К наступлению сезона тропических циклонов я соорудил в пещере, ближе к внешней стене, очаг. Он представлял собой углубление в земляном полу, обложенное плоскими камнями. У меня всегда имелся солидный запас сухих дров, а дым от очага уходил через вход в пещеру. Я приготовил несколько больших, достаточно широких, но мелких глиняных блюд, хорошо обожженных на огне, и спрятал их в кладовой. Кроме того, я вылепил из глины несколько четырехугольных плит и обжег их так, что они стали прочнее кирпича. Когда пришла пора печь хлеб, я развел огонь в очаге, дал поленьям прогореть и палкой разровнял угли, чтобы очаг раскалился. Сверху я положил свои плоские «кирпичи», а на них – раскатанное тесто. Затем накрыл все глиняным блюдом и засыпал жаром. Мой хлеб испекся как в настоящей пекарне. Лепешки у меня получались также отменные, лишь до пирогов руки не доходили – не начинять же их козлятиной…

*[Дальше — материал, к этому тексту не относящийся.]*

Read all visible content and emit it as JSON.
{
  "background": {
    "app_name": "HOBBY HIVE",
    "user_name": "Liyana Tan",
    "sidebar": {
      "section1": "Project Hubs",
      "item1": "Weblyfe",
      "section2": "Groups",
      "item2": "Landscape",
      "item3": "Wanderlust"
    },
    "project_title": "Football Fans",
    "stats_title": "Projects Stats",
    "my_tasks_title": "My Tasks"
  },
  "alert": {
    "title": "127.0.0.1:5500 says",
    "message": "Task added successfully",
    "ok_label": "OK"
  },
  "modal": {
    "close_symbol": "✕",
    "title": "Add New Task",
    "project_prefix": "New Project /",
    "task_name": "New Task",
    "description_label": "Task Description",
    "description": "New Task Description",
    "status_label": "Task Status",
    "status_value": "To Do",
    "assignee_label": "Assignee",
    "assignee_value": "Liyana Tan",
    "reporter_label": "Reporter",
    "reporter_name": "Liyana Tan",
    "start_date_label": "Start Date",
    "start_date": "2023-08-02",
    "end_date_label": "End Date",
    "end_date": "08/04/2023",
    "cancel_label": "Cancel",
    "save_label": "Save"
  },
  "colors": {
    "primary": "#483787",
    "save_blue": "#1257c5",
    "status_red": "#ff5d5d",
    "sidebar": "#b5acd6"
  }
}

На всю эту работу – гончарство, устройство очага и печи для хлеба – ушел весь третий год моей жизни на острове. Я уже не говорю о прочих хозяйственных заботах и охоте. Урожай ячменя и пшеницы я собрал своевременно и перенес в корзинах в самое сухое место пещеры. На этот раз он оказался так велик, что для зерна не хватило места. Это вынуждало меня начать строительство амбара, однако я отложил это до лучших времен.
Теперь я мог, нисколько не скупясь, использовать зерно, тем более что сухари с корабля давно кончились. Охотился я, как и прежде, регулярно, хотя запасы пороха были уже не так велики, как мне бы хотелось. Я подсчитал: сорока бушелей зерна мне должно хватить для пропитания ровно на год. Поэтому я решил отныне сеять пшеницу и ячмень в таком же количестве, как и в прошлый раз – ни больше ни меньше.